Task Management
How we track work and practice good issue hygiene
Linear is how we track work at Eddy. Everyone uses it. This policy explains how we keep issues actionable, how work ties to our goals, and how we work through issues (not just on them) so that handover and context stay clear.
We use Linear’s own terminology: issues (what you see in the app). However you may find people saying "tasks" or "tickets" instead.
How Work Connects
We want it obvious how day-to-day work links to our 17 week strategic cycles.
- Initiatives → Projects → Issues
- Every issue should sit in a project when possible.
- Projects live under initiatives, so you can see how a task connects to our goals.
- Intiatives are defined in our 17 week strategic cycles.
Epics: You can use epics with sub-issues if it helps. If you do, label the parent issue as an Epic so it’s clear.
Who creates initiatives and projects: Dan and Greg are responsible for defining initiatives and projects. If something’s missing, raise it — but you’re not blocked on that to do your work.
Adding Work
Never be blocked by project management tools
If you’re working on something that doesn’t have an issue yet, add one and bring it up at standup the next day. If there’s no obvious project for it, add the issue anyway and raise it at standup so we can tidy it up (e.g. create or choose a project). Do the work; we’ll fix the structure together.
Issue Format
We use a consistent structure in the issue body so anyone can quickly understand and pick up work. Use these four sections:
Overview — What this issue is and why it matters. A short summary that gives context: the goal, the problem we’re solving, or the outcome we want. Enough for someone to understand the “what” and “why” without reading the rest of the system.
Requirements — What must be true for this work to be done. Acceptance criteria, constraints, and what “done” looks like. This is the checklist we use to know the issue is complete and to review it.
References — Links to anything someone needs to do or review the work: specs, designs, docs, Figma files, spreadsheets, or related issues. Keeps handover and context in one place.

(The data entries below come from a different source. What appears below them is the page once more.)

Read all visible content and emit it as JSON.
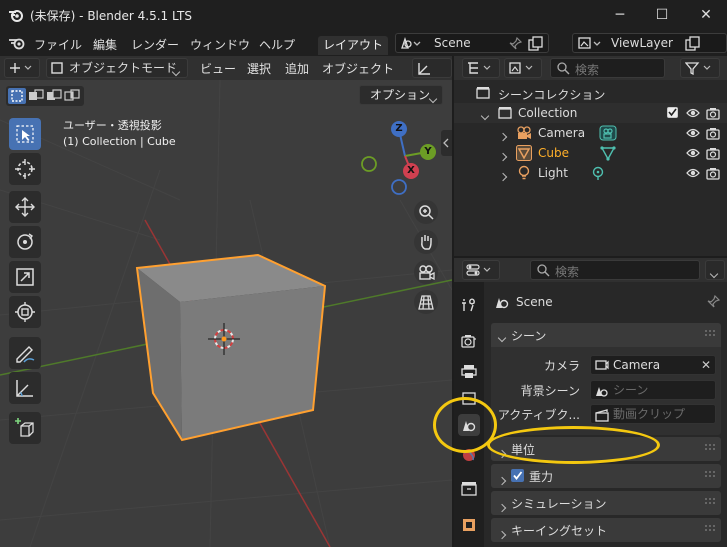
{
  "window": {
    "title": "(未保存) - Blender 4.5.1 LTS"
  },
  "menu": {
    "items": [
      "ファイル",
      "編集",
      "レンダー",
      "ウィンドウ",
      "ヘルプ"
    ],
    "workspace_tab": "レイアウト",
    "scene_name": "Scene",
    "view_layer": "ViewLayer"
  },
  "viewport": {
    "mode": "オブジェクトモード",
    "menus": [
      "ビュー",
      "選択",
      "追加",
      "オブジェクト"
    ],
    "options_label": "オプション",
    "overlay_line1": "ユーザー・透視投影",
    "overlay_line2": "(1) Collection | Cube",
    "gizmo": {
      "x": "X",
      "y": "Y",
      "z": "Z"
    }
  },
  "outliner": {
    "search_placeholder": "検索",
    "scene_collection": "シーンコレクション",
    "collection": "Collection",
    "items": [
      {
        "name": "Camera",
        "active": false
      },
      {
        "name": "Cube",
        "active": true
      },
      {
        "name": "Light",
        "active": false
      }
    ]
  },
  "properties": {
    "search_placeholder": "検索",
    "context": "Scene",
    "scene_panel": "シーン",
    "camera_label": "カメラ",
    "camera_value": "Camera",
    "bg_scene_label": "背景シーン",
    "bg_scene_placeholder": "シーン",
    "active_clip_label": "アクティブク...",
    "active_clip_placeholder": "動画クリップ",
    "panels": [
      {
        "label": "単位",
        "checkbox": false
      },
      {
        "label": "重力",
        "checkbox": true
      },
      {
        "label": "シミュレーション",
        "checkbox": false
      },
      {
        "label": "キーイングセット",
        "checkbox": false
      }
    ]
  },
  "colors": {
    "selection": "#ffa030",
    "accent": "#4772b3",
    "annotation": "#f4c810"
  }
}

Todos — The concrete steps or sub-tasks to do the work. Break the work down here; tick them off as you go. This is what makes the issue actionable and shows progress.

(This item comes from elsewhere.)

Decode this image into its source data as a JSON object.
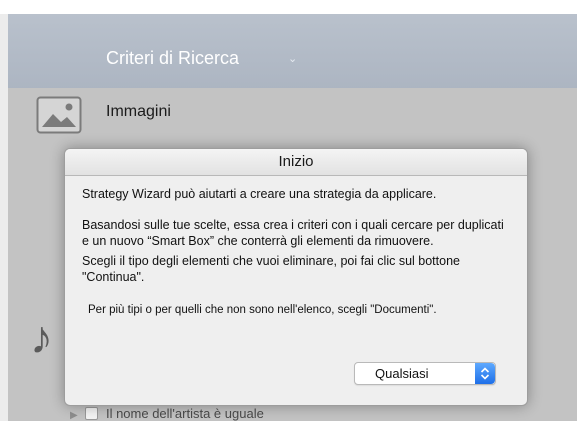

An issue that has all four sections filled in is in good shape to move to Ready.
Definition of Ready: When an Issue Can Leave Backlog
An issue is only moved into Ready when it’s actionable. That means it follows the issue format above and has:
- Overview — clear definition and context
- Requirements — what “done” looks like
- References — links to anything needed
- Todos — a list of steps to complete
Sprint planning is mostly choosing from Ready, not writing new issues on the spot. Ready should already be filled with issues that meet the above. If something in Ready doesn’t, send it back to Backlog until it does.
Assignment
Issues in Ready may be assigned. If an issue in Ready is unassigned, it’s available for anyone in the team to pick up.
When you start working on an issue, move it to In Progress and keep it updated as you go.
Working through issues not just on them
We work through issues in Linear — meaning the issue is the place where progress and context live. In the end each issue should read as a story of how the work was defined and delivered.
- Keep the issue open while you work.
- Update to-dos as you complete them.
- End of day: add a short update in the comments — a few bullets on what you did and any important context. This keeps a simple “story” of the work for handover and review.
You don’t need long write-ups; a couple of bullets is enough. The goal is that the next person (or future you) can understand what happened.
When You’re Done: Review and Handover
When the work is complete:
- Record a Loom that walks through what you did (and any gotchas or decisions).
- Attach the Loom to the issue.
- Move the issue to Review on the board.
- In the comments, @mention the person who should review and give a short handover (e.g. what to check, what you’re unsure about). Don’t rely on “reassigned to you” as the handover.
Assignment and notifications: Don’t assume reassigning an issue is enough. People often miss or ignore those notifications. If you change who an issue is assigned to, always leave a comment that @mentions them and explains why you’re assigning it and what you need from them. We’re working with people, not systems — a clear handover in the comment makes the difference.
Summary
| Do | Don’t |
|---|---|
| Put issues in a project when you can | Block on “no project” — raise at standup instead |
| Only move issues to Ready when they have Overview, Requirements, References, and Todos filled in | Move half-baked issues into Ready |
| Update the issue and to-dos as you work; add a short end-of-day comment | Leave issues stale while you work elsewhere |
| Attach a Loom and @mention the reviewer when moving to Review | Reassign without a comment and expect people to notice |
| Create issues for work that doesn’t have one yet | Rely on assignment notifications as your handover |
Linear is the single place we look to see what’s happening. Good issue hygiene keeps everyone aligned and makes handover and review smooth.